Southwest Virginia Saturday Nights

    PHOTO: Saturday night cruising. Courtesy – Spantax.

    This article was written by Anna Wess. Anna is an Appalachian native, raised in Southwest Virginia, a stone’s throw from Kentucky, West Virginia, Tennessee, and North Carolina. She has been a writer for the better part of thirty years. She periodically posts various writings on her blog, Appalachian Ink.

    I remember you. And I remember much more than just your name. And you could say the same of me, if you’d choose. We share the same memories, you and I, of places and names and faces and feelings that we can recall with a few old lyrics or a local stranger’s recollection. We both grew up here in this nowhere town, this speck of geography that only God knows well, a place too small for any nobody who is anybody to know of completely. Not like we do, at least.

    It doesn’t matter who else knows us. Not at all. We are big fish in a little pond. The best of ponds, and the best of fish. We know hardship and loss and tragedy. We have, together, shared them all. There wasn’t a dry eye in town the day the sweet Harman girl was summoned away, to be forever seventeen. Or when Brad was lost to Heaven that night in the fog on the mountain, to be young and beautiful for eternity, as we know it. We all knew about them within the stretch of a few morning hours, if not less.

    We know the same tragedies, of course. But few know the nights, the nights when we were young and full of guts and gumption, the nights we spent mingling our lives together while claiming Richlands and making it ours, when anybody who was anybody was there. And we were there, too. Once upon a sometime, we knew and loved each other just because we knew nothing else to do. We were bound together by commonplace and Garth Brooks songs and our aforementioned tragedies. We knew her. We knew him. We knew Garth. We danced beneath the stars together in fields we were forbidden to dance in and talked about our friends in low places and looked forward to the tomorrows that we knew, despite our years, would all too soon, be yesterdays.

    And at this moment, yesterday is now, and our lost friends have been dead much longer than they ever lived, and yet we remember them still.
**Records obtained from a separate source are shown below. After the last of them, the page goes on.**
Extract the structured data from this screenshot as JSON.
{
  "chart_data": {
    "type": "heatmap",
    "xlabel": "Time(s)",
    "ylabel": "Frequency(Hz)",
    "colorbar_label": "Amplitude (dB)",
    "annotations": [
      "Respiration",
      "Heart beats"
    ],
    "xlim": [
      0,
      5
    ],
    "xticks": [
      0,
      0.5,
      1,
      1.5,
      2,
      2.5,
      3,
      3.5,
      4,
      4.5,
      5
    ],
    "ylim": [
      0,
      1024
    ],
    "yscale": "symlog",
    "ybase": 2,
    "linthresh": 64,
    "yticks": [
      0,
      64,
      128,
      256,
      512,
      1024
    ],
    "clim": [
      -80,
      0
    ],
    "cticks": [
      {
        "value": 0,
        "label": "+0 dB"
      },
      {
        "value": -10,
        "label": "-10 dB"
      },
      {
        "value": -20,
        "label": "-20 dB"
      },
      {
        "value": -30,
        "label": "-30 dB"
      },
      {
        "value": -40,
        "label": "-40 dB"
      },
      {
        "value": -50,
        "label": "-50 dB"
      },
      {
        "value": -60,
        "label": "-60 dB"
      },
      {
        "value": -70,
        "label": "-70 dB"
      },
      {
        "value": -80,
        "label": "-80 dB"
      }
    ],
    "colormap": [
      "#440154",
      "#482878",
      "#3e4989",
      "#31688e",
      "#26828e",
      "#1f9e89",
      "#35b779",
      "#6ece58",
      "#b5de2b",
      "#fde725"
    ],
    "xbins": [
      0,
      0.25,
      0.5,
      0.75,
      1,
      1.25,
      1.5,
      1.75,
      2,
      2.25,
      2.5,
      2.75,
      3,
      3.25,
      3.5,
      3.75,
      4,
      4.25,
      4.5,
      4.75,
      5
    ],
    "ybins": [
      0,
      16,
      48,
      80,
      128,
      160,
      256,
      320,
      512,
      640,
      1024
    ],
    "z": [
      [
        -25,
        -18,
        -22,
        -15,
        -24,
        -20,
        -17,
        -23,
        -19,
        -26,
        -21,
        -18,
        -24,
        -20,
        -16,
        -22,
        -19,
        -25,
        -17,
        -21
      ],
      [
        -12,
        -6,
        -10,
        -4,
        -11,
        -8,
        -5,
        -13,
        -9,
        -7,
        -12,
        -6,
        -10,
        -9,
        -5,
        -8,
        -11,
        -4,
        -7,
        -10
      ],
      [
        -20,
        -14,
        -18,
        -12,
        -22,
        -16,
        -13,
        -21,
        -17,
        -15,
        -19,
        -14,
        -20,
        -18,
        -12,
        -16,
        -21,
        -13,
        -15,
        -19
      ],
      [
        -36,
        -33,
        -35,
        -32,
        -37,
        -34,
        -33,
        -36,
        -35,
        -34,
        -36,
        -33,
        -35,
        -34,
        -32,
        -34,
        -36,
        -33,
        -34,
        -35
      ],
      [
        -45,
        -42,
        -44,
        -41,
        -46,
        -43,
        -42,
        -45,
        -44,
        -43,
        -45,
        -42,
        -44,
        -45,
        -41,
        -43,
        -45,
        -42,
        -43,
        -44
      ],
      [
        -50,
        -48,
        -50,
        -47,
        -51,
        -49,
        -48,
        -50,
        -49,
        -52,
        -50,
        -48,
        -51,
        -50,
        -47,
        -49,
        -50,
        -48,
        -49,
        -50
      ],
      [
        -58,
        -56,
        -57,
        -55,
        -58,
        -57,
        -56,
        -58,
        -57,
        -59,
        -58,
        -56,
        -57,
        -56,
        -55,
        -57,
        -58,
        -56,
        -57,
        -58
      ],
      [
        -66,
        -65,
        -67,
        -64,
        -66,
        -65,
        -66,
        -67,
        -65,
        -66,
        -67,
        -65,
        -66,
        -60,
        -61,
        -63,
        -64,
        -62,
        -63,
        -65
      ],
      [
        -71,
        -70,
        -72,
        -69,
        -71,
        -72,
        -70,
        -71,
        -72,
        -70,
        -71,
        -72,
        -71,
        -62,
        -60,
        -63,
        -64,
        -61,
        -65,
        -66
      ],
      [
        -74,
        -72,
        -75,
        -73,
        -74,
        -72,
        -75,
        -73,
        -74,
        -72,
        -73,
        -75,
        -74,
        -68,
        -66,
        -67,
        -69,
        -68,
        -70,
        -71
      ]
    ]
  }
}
Beyond them, we remember those of us that are still here to tell of those good times, when we were untouched by formal education and ponds bigger than ours, untainted by places other than Honaker and Grundy and our own dear Richlands. When Jewell Ridge was a trip all by itself, and we didn’t worry about cell service; we didn’t know a cell phone from the boogey man or electric bills or the cost of baby formula. We were our own babies then, though we would have never admitted it to each other.
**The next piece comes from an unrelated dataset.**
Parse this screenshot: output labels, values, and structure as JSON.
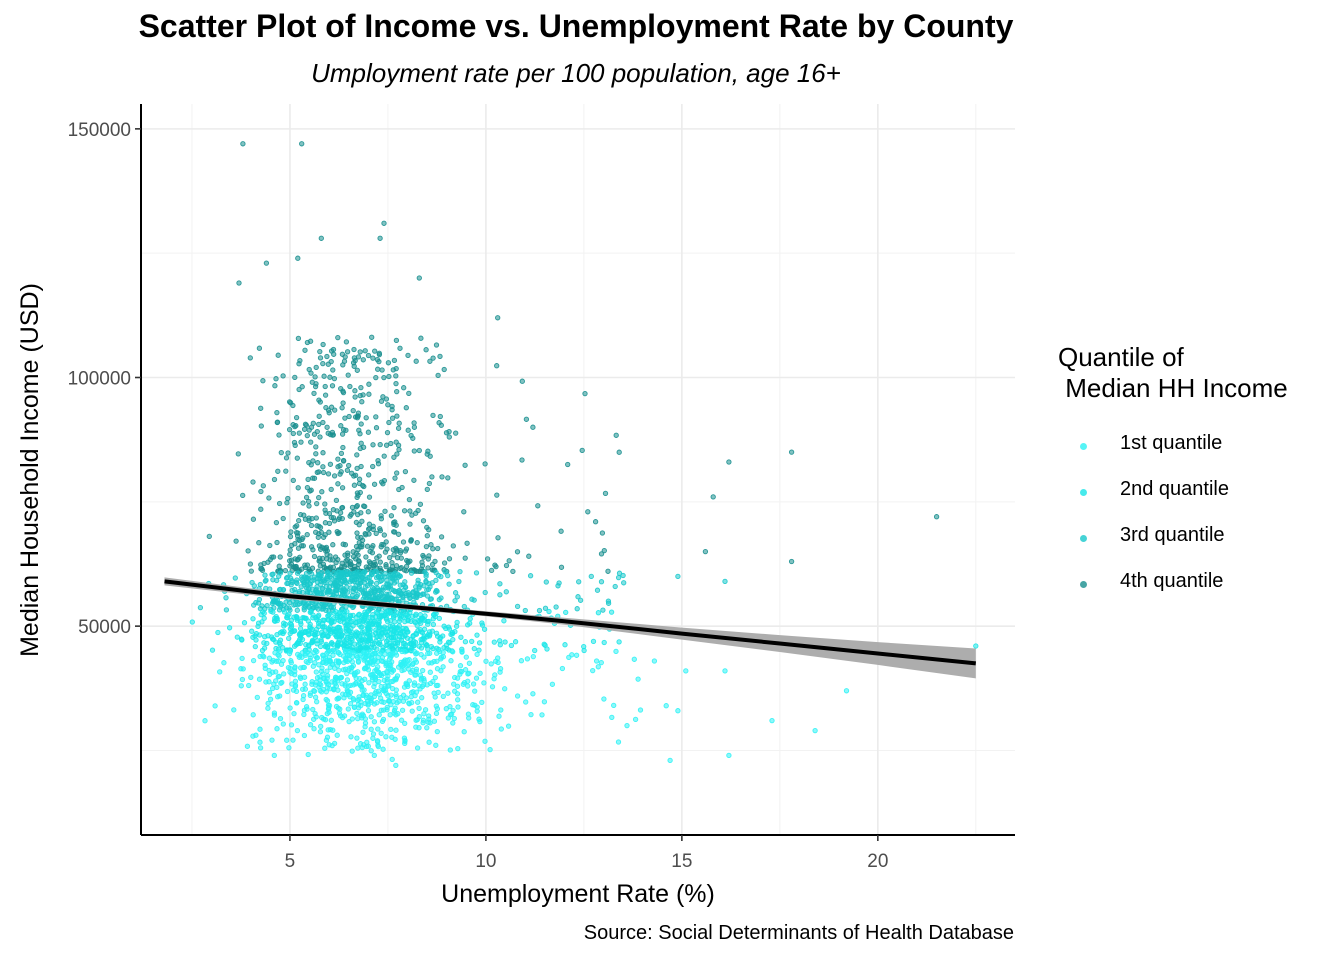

    And beyond ourselves, we picture the stories that our mamas told, of how that Combs boy went full crazy with youth and moxie and streaked, just like that Ray Stevens account, across Ernie Hicks field after graduation, and up into the woods behind the water tank, naked as a jaybird, and that only a stadium full of Richlands folk would have cheered and praised the Lord for forgiveness at the same blessed time. Oh, what a sight it must have been.

    But those days are long passed, and so are the we that we remember. But some things are everlasting, and you and I are a few of those things. Unlike our long gone friends—the Harman girl, sweet Brad, Sam and Heather, and Shawn and Curtis, the Cole and Harrison boys and the other big fish in this little pond that have already been caught, God rest their young souls—we remain. Whether we are still at home or have ventured into the wild yonder, we are still here. And it has been half our lives since those Southwest Virginia Saturday nights. And yet we can close our eyes for only a moment, and recollect your innocent face, conjure up the remnants of an old song or two, and we are right back where it began. Where we began.

    We wake up some nights even now, after our children have gone on to dream, and lament the vapors of our old selves that have drifted into some blue yonder, to only be known in spirit and memory. And we will miss each other. And it is there that I will know you, in that some azure somewhere. And love you, my friend, in that low place.

    We are twice as old as we were then. If not a few years more.

    Some things change. Some things don’t. The same could be said for people. For us, too. But you know so much more than my name, and I could say the same for you. We are the best of big fish, in the best of little ponds.

    And the best of the best ain’t been caught yet.